Tefekkür, ilmi kalbe yerleştirmektir
Fikir, kalpte iki marifet duygusunun hazır olmasıdır. Bunlar olduktan sonra, üçüncü bir marifet meyvesi çıkar. Tefekkürden gaye bu ilmi kalbe yerleştirmektir. İlim ise, tefekkürün meyvesidir
05.12.2023 14:16:00
Hakan Akkuş
Hakan Akkuş
İmam Gazali Hazretleri şöyle anlatıyor:
Ata anlatıyor: Ubeyd b. Umeyr ve ben birlikte Hz. Aişe'yi ziyarete gittik. Bizimle perde arkasından konuştu. Ubeyd b. Umeyr'e şöyle sordu: "Neden bizi ziyarete gelmez oldun?" Ubeyd b. Umeyr şu cevabı verdi: "Ara sıra gel ki, sevgin arta, hadis-i şerifi icabı." Bundan sonra Ubeyd b.
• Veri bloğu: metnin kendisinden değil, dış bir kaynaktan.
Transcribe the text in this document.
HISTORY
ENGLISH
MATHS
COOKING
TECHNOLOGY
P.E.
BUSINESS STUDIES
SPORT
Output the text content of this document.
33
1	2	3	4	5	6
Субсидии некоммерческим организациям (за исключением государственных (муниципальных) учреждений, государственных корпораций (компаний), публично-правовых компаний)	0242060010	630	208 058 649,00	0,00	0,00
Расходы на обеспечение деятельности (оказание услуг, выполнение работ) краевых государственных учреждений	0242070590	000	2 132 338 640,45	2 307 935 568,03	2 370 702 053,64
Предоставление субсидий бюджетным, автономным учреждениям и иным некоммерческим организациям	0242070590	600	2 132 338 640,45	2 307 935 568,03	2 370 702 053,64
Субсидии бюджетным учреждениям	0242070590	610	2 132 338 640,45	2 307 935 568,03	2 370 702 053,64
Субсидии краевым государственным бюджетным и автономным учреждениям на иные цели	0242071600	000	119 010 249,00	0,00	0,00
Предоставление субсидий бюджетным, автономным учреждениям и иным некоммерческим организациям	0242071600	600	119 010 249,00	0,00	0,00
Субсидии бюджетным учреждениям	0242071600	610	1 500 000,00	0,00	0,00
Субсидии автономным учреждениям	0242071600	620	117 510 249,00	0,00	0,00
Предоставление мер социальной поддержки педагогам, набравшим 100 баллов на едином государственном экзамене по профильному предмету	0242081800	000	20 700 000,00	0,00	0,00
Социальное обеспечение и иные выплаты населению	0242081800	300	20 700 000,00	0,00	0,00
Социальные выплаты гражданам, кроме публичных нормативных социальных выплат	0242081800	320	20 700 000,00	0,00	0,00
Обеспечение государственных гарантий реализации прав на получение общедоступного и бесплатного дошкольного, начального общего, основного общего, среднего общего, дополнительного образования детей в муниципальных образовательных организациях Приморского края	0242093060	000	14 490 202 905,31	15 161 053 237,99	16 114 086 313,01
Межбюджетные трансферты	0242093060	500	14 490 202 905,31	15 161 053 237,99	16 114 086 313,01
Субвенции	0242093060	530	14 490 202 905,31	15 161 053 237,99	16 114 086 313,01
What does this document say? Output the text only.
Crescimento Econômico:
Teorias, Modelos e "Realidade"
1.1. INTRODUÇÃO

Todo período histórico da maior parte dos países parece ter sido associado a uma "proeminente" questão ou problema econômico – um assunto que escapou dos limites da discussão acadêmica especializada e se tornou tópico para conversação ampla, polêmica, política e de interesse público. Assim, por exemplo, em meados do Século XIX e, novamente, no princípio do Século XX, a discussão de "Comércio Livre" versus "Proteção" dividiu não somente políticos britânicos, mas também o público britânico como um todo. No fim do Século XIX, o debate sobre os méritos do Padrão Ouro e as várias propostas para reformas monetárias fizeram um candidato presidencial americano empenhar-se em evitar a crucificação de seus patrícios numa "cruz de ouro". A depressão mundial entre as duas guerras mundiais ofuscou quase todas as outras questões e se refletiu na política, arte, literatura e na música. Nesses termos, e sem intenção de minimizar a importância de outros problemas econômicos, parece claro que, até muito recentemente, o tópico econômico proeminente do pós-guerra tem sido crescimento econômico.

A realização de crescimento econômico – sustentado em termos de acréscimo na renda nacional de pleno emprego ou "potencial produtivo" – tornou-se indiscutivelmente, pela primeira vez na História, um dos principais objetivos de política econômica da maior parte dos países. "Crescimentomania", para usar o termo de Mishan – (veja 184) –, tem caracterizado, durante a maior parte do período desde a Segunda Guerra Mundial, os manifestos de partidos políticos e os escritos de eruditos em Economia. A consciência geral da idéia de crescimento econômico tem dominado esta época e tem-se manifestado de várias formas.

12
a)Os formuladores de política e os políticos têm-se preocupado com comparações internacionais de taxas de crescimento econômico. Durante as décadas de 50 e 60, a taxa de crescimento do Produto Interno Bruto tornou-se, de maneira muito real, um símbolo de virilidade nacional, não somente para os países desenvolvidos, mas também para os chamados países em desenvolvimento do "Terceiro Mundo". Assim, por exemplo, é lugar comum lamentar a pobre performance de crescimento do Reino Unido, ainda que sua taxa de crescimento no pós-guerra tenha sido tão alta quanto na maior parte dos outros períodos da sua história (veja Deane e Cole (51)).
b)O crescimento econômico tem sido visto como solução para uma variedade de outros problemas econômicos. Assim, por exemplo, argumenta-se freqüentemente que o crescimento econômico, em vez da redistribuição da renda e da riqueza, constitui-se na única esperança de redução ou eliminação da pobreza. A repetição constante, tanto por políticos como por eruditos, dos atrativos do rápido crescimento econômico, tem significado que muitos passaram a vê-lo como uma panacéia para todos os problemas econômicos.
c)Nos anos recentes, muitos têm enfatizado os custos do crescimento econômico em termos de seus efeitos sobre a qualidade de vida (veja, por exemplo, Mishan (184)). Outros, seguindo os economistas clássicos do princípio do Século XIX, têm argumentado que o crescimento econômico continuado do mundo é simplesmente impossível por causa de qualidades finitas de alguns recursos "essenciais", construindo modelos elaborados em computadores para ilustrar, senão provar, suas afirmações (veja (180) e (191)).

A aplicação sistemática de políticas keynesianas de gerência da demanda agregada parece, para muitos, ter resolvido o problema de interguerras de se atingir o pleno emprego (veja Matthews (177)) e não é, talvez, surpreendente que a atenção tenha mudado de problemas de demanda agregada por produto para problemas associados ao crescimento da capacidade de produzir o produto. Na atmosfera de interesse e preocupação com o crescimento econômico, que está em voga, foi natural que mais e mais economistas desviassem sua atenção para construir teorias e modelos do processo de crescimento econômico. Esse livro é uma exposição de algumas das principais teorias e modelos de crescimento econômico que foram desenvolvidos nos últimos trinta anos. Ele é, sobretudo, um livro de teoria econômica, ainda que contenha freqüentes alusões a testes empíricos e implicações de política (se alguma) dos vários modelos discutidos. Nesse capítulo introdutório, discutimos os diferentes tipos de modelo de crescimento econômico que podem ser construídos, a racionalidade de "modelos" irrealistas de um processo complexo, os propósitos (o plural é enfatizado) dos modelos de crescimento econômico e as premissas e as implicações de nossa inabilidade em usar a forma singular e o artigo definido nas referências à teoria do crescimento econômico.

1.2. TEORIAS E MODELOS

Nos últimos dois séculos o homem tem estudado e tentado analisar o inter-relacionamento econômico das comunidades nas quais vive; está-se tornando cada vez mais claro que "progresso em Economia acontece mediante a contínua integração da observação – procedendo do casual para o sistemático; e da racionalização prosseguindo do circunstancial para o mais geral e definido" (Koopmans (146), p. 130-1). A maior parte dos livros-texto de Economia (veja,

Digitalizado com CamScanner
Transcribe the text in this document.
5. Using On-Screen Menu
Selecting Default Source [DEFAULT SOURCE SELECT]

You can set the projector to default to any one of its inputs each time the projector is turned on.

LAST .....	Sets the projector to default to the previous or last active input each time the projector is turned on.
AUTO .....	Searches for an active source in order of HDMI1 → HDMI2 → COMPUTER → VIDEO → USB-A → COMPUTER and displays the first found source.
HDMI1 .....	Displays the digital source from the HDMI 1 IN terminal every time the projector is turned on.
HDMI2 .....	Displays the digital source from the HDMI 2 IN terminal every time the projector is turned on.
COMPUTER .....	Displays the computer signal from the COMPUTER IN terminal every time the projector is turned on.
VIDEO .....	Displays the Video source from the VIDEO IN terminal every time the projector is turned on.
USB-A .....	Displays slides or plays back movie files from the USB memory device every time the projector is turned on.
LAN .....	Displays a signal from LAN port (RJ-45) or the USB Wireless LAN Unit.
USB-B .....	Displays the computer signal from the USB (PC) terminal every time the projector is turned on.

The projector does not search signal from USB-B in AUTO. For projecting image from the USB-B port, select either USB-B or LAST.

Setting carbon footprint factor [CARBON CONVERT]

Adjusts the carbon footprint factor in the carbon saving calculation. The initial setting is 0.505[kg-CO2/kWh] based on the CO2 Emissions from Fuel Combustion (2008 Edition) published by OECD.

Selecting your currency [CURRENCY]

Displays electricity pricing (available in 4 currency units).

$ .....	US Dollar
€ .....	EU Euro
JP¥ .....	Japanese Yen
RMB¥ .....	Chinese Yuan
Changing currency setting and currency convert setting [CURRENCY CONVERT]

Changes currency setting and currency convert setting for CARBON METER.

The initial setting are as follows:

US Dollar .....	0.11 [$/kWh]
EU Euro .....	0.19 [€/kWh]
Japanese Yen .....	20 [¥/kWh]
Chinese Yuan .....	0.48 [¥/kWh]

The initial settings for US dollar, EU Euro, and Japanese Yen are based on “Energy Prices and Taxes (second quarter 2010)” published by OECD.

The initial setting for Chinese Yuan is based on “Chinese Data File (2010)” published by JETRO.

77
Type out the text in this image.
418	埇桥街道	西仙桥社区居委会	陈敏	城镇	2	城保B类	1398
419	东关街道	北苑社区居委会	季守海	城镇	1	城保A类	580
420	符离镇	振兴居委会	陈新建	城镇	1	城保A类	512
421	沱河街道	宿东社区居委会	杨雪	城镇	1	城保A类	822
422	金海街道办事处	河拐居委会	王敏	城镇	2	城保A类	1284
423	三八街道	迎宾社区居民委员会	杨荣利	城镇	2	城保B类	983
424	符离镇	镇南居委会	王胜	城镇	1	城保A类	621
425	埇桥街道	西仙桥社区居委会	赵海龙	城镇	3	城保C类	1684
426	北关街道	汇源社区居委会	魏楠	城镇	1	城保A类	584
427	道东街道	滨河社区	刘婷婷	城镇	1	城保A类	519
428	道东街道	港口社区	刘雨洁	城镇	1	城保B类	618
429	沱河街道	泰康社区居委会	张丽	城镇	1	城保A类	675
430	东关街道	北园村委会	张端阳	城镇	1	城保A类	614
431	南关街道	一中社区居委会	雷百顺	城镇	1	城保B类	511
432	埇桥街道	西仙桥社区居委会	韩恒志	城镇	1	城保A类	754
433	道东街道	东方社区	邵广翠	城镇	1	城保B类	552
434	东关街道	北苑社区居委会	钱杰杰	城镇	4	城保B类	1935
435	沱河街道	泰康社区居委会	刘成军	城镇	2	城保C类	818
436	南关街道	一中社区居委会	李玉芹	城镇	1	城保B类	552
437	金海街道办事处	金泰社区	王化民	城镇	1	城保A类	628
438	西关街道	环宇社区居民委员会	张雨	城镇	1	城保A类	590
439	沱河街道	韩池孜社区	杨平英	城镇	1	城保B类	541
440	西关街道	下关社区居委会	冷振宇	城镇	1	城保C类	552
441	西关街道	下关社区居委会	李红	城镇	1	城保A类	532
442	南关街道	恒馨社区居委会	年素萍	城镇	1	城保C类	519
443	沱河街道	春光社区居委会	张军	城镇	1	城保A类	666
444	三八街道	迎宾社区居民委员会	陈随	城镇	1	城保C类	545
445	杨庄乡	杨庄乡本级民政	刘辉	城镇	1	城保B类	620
Umeyr, Hz. Aişe'ye Peygamber Efendimizden duyduğu bir hadis-i şerifi anlatmasını istedi. Hz. Aişe ağlamaya başladı. Sonra şöyle buyurdu: "O'nun her işi insana hayret verirdi. Bir gece yanıma geldi. Vücudu bana değdi veya değmedi, şöyle buyurdu: 'Beni bırak Rabbime ibadet edeyim.' Sonra kalktı. Su kabına gitti. Abdest aldı. Namaza durdu. Ağlamaya başladı. Bu ağlamakla sakalı ıslandı. Secdeye vardı, secde yeri ıslandı. Sonra yan üstü yattı. Bilâl sabah ezanını okumaya gelinceye kadar öyle kaldı. Bu hali gören Bilâl şöyle dedi: 'Ya Resûlallah, seni ağlatan ne? Allah, gelmiş ve gelecek günahlarını bağışlamış.' Bilâl'in bu sözü üzerine Peygamber Efendimiz şöyle buyurdu: 'Sen bilemezsin ya Bilâl. Beni ağlamaktan ne alabilir ki? Bu gece Allah Teâlâ bana şu ayet-i kerimeyi inzal eyledi: 'Yerin ve semaların yaratılışında, gece ve gündüzün değişiminde akıl sahiplerine ibret vardır.' (Âl-i İmran, 190). Daha sonra, 'Yazıklar olsun bu ayeti okuyup tefekkür etmeyenlere' buyurdu."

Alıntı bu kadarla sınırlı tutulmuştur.